As outras não vão querer acreditar e vão pensar que afinal o novo pastor tem razão, e que o velho pastor já viu melhores dias e vão continuar com o pastor novo.

alf disse...

metódica

agora é só aguardar uma semana e logo veremos se será assim ou não.

Metódica disse...

Aguardemos então!
=)

Diogo disse...

Penso que algumas ovelhas do Novo vão cair pela ribanceira. Nessa altura o Novo, irritado, atira o Velho pela ribanceira abaixo.

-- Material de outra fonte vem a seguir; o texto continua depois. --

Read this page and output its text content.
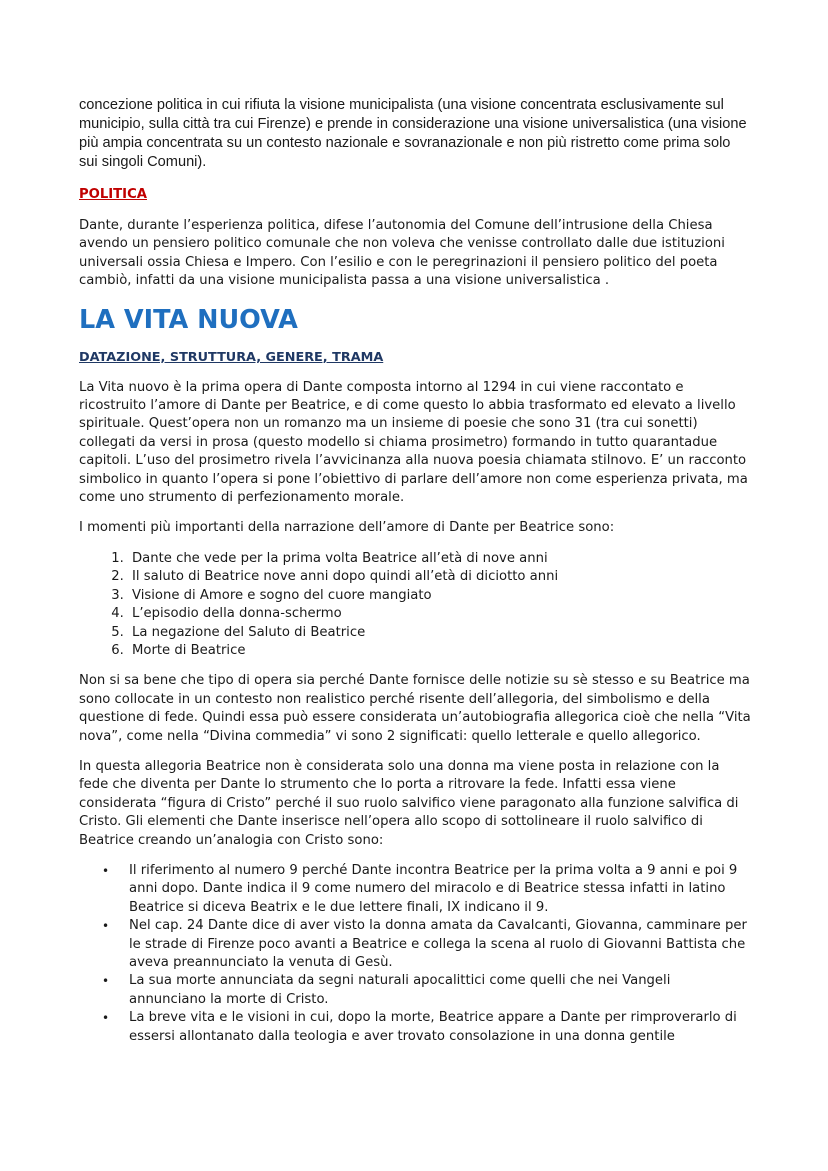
concezione politica in cui rifiuta la visione municipalista (una visione concentrata esclusivamente sul municipio, sulla città tra cui Firenze) e prende in considerazione una visione universalistica (una visione più ampia concentrata su un contesto nazionale e sovranazionale e non più ristretto come prima solo sui singoli Comuni).

POLITICA

Dante, durante l’esperienza politica, difese l’autonomia del Comune dell’intrusione della Chiesa avendo un pensiero politico comunale che non voleva che venisse controllato dalle due istituzioni universali ossia Chiesa e Impero. Con l’esilio e con le peregrinazioni il pensiero politico del poeta cambiò, infatti da una visione municipalista passa a una visione universalistica .

LA VITA NUOVA
DATAZIONE, STRUTTURA, GENERE, TRAMA

La Vita nuovo è la prima opera di Dante composta intorno al 1294 in cui viene raccontato e ricostruito l’amore di Dante per Beatrice, e di come questo lo abbia trasformato ed elevato a livello spirituale. Quest’opera non un romanzo ma un insieme di poesie che sono 31 (tra cui sonetti) collegati da versi in prosa (questo modello si chiama prosimetro) formando in tutto quarantadue capitoli. L’uso del prosimetro rivela l’avvicinanza alla nuova poesia chiamata stilnovo. E’ un racconto simbolico in quanto l’opera si pone l’obiettivo di parlare dell’amore non come esperienza privata, ma come uno strumento di perfezionamento morale.

I momenti più importanti della narrazione dell’amore di Dante per Beatrice sono:

1. Dante che vede per la prima volta Beatrice all’età di nove anni
2. Il saluto di Beatrice nove anni dopo quindi all’età di diciotto anni
3. Visione di Amore e sogno del cuore mangiato
4. L’episodio della donna-schermo
5. La negazione del Saluto di Beatrice
6. Morte di Beatrice

Non si sa bene che tipo di opera sia perché Dante fornisce delle notizie su sè stesso e su Beatrice ma sono collocate in un contesto non realistico perché risente dell’allegoria, del simbolismo e della questione di fede. Quindi essa può essere considerata un’autobiografia allegorica cioè che nella “Vita nova”, come nella “Divina commedia” vi sono 2 significati: quello letterale e quello allegorico.

In questa allegoria Beatrice non è considerata solo una donna ma viene posta in relazione con la fede che diventa per Dante lo strumento che lo porta a ritrovare la fede. Infatti essa viene considerata “figura di Cristo” perché il suo ruolo salvifico viene paragonato alla funzione salvifica di Cristo. Gli elementi che Dante inserisce nell’opera allo scopo di sottolineare il ruolo salvifico di Beatrice creando un’analogia con Cristo sono:

• Il riferimento al numero 9 perché Dante incontra Beatrice per la prima volta a 9 anni e poi 9 anni dopo. Dante indica il 9 come numero del miracolo e di Beatrice stessa infatti in latino Beatrice si diceva Beatrix e le due lettere finali, IX indicano il 9.
• Nel cap. 24 Dante dice di aver visto la donna amata da Cavalcanti, Giovanna, camminare per le strade di Firenze poco avanti a Beatrice e collega la scena al ruolo di Giovanni Battista che aveva preannunciato la venuta di Gesù.
• La sua morte annunciata da segni naturali apocalittici come quelli che nei Vangeli annunciano la morte di Cristo.
• La breve vita e le visioni in cui, dopo la morte, Beatrice appare a Dante per rimproverarlo di essersi allontanato dalla teologia e aver trovato consolazione in una donna gentile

Quando a Guarda chega, o Novo diz-lhes que o Velho, já quase cego, não viu a ribanceira. A guarda chama o CSI de Miami pra tirar impressões digitais. Todas as ovelhas são entregas a uma instituição de protecção de animais. O Velho suicida-se, não sem antes matar a amante e o avô desta. O caso fica em águas de bacalhau.

Acertei?

alf disse...

Diogo

Sei lá!... o melhor será fazermos como a metódica, aguardemos pelo desenlace; e que seja rápido porque temos a contância da velocidade da luz à nossa espera... dizem que essa constância é uma amante cósmica...

Manuel Rocha disse...

Está muito bem construida a metáfora, sim senhor !

Concordo com o António sobre o gene "ovino" da nossa espécie. Gostamos de "pastores" e de "cães de gado". Mas em qualquer rebanho que se preze há sempre uma ovelha que gosta de tresmalhar. São as que não gostam nem de rebanhos, nem de pastores. À conta disso nem sempre pastam nos melhores pastos, mas confesso que são as minhas favoritas...:))

alf disse...

manuel rocha

ainda bem que gostou... os meus passos nestas artes ainda são muito inseguros... mas há mais qq coisa que virá num próximo post que vai esclarecer melhor a metáfora.

Essa ovelhas reguilas são muito importantes; acaba por ser graças a elas que as outras vão em segurança, pois são elas que ousam experimentar novos pastos, de que depois todos beneficiam, qd as coisas correm bem.

Joaninha disse...

Olha mé-més.
Sabes Alf, a ovelha é o animal mais "estupido" que existe. Se a ovelha matriarca se atirar pela ribanceira as outras atiram-se atrás. É assim que se põe um rebanho de ovelhas numa manga de maneio. Agarras a matriarca e empurras para a manga e as outras atiram-se todas atrás. É um bicho amoroso. Quando tirei o curso achei adoraveis, mas realmente não muito inteligentes. Será coicidencia que a igreja chame de rebanho os fieis? Não sei, mas dá que pensar.
Quanto ao texto, gosto da escrita e da ideia.

alf disse...

Olá joaninha!
Faltava aqui o teu comentário pois claro! Não sabia isso das ovelhas (a gente já só conhece os animais que estão no jardim zoológico... e a BBC não faz documentários sobre animais domésticos.

É muito bem posta a tua questão. E não é coincidência por certo.

Obrigado por gostares. Eu sei que não sou escritor, o meu objectivo é só conseguir expor as ideias sem aborrecer os leitores; as tuas palavras generosas são um estímulo.